- Directed by: Ian David Diaz
- Written by: Ian David Diaz Alan Dunlop Anthony Ofoegbu
- Produced by: Ian David Diaz Gena Helen Ashwell
- Starring: Claire Goose Donna Air Anthony Ofoegbu George Calil Sarah Harding
- Distributed by: Centre Media Film Sales ISIS Films
- Release date: 24 May 2010 (UK DVD Release);
- Running time: 94 minutes
- Language: English

= Bad Day (2010 film) =

Bad Day is an independent British film starring Claire Goose, Donna Air, Sarah Harding, Anthony Ofoegbu and Robbie Gee. It is the latest feature film from director Ian David Diaz, whose past films include The Killing Zone, Dead Room and Fallen Angels.

==Synopsis==
Rebecca Ryan has a bad day.

==Cast==
- Rebecca Ryan/Margaret – Claire Goose
- Abby Barrett – Donna Air
- Darius Cruise – Anthony Ofoegbu
- Harry McCann – George Calil
- Marla McCann – Riana Husselmann
- Trigg – Tom Bacon
- David Cummings – Keith Eyles
- Benjamin Radcliffe – Robbie Gee
- Jade Jennings – Sarah Harding
- Aaron White – Marlon Sage Kerr
- Triftan Jarret – Dominic Debias
- Mr.

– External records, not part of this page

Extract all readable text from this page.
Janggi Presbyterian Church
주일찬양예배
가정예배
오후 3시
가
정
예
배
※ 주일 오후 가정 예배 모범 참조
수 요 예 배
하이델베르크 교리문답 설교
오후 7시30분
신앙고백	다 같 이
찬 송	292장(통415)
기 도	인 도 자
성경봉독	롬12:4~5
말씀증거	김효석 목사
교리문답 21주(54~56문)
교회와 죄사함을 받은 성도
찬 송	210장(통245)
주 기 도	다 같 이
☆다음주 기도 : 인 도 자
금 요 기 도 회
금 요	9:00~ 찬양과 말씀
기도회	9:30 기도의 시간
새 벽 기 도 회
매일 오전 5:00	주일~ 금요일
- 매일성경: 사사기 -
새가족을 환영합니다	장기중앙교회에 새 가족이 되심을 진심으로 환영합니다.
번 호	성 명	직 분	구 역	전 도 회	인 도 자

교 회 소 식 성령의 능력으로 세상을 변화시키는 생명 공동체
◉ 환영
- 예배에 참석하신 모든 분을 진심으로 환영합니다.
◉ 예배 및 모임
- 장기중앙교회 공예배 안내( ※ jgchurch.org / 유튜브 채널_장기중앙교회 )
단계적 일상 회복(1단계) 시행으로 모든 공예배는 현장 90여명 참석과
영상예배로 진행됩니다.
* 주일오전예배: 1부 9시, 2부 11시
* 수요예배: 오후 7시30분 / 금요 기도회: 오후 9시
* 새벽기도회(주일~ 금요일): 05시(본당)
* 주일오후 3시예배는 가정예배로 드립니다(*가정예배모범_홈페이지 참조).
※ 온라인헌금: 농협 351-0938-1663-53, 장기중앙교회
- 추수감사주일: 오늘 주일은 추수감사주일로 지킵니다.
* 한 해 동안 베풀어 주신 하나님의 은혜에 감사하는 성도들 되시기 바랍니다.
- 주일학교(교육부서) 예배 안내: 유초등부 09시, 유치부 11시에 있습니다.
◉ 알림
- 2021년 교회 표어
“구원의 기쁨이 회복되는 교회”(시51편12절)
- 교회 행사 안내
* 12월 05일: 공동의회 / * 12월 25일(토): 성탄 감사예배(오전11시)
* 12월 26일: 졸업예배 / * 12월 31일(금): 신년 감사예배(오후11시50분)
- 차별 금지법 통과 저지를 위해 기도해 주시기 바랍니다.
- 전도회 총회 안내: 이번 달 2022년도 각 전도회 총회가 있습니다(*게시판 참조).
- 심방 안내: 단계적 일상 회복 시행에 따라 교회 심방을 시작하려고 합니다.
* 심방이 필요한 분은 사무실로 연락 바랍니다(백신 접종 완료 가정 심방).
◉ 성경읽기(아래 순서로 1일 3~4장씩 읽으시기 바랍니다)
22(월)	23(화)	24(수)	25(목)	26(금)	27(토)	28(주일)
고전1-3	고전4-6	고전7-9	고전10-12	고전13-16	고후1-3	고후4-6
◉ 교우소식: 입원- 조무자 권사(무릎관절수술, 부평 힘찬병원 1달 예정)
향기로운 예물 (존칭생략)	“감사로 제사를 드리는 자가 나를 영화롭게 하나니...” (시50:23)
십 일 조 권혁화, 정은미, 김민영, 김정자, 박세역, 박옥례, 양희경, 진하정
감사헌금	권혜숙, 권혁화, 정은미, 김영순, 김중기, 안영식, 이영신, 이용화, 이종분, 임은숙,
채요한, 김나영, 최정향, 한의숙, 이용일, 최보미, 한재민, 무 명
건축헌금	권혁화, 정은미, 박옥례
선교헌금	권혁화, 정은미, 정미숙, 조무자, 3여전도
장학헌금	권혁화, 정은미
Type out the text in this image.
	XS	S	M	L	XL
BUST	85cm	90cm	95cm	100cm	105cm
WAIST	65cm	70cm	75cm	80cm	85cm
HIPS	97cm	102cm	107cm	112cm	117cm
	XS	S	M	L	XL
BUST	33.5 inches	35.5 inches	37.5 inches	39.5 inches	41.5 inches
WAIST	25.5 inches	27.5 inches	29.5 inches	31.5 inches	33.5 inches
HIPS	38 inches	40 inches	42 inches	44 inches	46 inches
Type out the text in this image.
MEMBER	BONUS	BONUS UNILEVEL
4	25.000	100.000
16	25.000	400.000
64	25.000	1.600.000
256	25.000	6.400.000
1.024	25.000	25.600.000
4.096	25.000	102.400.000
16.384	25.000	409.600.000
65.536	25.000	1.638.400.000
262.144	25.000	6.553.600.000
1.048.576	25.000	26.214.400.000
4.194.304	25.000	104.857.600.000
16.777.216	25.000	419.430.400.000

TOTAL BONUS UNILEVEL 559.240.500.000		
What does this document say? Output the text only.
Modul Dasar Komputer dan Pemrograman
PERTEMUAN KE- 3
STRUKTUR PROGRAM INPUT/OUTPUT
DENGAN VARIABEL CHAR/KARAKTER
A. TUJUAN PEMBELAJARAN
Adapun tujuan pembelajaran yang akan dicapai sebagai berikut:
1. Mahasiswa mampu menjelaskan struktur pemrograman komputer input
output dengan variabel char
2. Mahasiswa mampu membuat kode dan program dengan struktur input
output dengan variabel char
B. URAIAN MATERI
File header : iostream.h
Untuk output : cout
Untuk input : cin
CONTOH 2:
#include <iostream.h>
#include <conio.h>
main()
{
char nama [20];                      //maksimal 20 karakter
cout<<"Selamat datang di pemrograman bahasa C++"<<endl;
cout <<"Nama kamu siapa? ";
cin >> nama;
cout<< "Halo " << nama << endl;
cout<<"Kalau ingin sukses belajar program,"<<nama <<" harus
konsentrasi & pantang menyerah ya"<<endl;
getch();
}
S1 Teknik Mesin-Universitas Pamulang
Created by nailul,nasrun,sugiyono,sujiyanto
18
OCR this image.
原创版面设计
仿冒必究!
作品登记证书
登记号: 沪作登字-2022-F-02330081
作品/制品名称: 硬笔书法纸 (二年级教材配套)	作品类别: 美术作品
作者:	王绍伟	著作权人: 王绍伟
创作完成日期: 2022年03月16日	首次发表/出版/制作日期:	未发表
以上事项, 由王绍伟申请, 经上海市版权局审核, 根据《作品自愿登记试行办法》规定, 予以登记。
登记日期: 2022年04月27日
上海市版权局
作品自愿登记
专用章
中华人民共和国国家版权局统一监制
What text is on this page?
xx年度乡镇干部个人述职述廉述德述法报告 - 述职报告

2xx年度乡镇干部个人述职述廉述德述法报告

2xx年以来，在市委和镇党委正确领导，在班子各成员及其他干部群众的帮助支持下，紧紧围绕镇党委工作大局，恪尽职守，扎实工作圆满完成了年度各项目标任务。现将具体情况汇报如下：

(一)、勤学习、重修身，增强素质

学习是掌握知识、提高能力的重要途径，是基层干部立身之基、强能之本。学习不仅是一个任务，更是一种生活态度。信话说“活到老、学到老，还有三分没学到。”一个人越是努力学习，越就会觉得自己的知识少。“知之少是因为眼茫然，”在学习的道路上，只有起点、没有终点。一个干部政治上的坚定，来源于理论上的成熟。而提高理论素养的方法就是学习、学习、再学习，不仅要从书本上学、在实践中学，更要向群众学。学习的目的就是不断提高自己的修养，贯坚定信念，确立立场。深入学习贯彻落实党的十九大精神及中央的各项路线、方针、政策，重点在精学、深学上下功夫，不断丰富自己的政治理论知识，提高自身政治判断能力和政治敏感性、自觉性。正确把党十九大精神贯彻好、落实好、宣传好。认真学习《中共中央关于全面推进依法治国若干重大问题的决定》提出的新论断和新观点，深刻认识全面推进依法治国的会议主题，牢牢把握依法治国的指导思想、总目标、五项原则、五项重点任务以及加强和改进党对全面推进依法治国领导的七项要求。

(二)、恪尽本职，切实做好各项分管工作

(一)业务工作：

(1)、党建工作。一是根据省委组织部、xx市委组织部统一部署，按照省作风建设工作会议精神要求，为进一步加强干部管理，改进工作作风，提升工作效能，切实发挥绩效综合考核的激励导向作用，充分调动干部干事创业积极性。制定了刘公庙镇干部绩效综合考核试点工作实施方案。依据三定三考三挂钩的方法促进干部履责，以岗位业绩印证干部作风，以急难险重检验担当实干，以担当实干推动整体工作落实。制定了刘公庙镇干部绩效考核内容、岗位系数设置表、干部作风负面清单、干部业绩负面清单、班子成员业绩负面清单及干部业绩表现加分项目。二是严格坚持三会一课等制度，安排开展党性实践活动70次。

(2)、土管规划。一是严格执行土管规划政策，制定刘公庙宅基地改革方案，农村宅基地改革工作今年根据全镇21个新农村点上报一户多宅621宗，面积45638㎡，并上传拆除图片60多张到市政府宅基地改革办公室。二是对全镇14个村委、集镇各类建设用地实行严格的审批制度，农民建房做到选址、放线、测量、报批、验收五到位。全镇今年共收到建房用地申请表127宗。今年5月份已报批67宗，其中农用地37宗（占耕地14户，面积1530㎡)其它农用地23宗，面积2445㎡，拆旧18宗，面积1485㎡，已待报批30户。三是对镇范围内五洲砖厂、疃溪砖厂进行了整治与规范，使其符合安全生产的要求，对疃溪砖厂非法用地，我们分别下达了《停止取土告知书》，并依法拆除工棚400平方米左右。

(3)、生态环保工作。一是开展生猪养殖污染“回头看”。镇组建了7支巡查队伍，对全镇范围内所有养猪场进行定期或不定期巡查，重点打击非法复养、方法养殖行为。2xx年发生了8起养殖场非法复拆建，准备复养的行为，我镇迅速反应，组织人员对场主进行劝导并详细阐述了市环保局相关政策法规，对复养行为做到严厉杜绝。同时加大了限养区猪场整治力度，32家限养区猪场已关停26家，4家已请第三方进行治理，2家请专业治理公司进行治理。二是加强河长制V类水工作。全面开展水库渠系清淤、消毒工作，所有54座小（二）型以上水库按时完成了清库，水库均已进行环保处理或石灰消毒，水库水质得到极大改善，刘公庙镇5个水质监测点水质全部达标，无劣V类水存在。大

Ward – Ben Shockley
- Mrs. Ward – Sadie Tonk
- Lynn Ryan – Olivia Glynn-Jones

==Production notes==
- Although incorrectly described in The British Film Catalogue as having been shot on 35 mm movie film, Bad Day was in fact one of the first independent feature films shot entirely in the UK using the Panasonic AG-HVX200 P2 camera.
- Notably, this was the first acting performance in a feature film from Sarah Harding of the popular UK girl band Girls Aloud. Owing to release schedules, her subsequent appearance in St Trinian's 2: The Legend of Fritton's Gold was released to the public before Bad Day.
- When it was decided that Sarah Harding's character in the film should have long, dark hair, a wig was used to cover her distinctive short blonde crop.
- The visual FX supervisor for Bad Day had previously worked on The Da Vinci Code, commenting that the number of individual FX shots he completed on Bad Day exceeded those on this previous film. SVFX included green screen driving scenes, muzzle flash and squib/wound/blood enhancements, mic/wire removal, digital scene enhancements, and day-for-night image manipulation.
- The original score was composed by Dominic Glynn, who is best known for his work on the TV series Doctor Who.

==Reception==
Bad Day was released as a direct-to-video release on DVD and Blu-ray in the UK.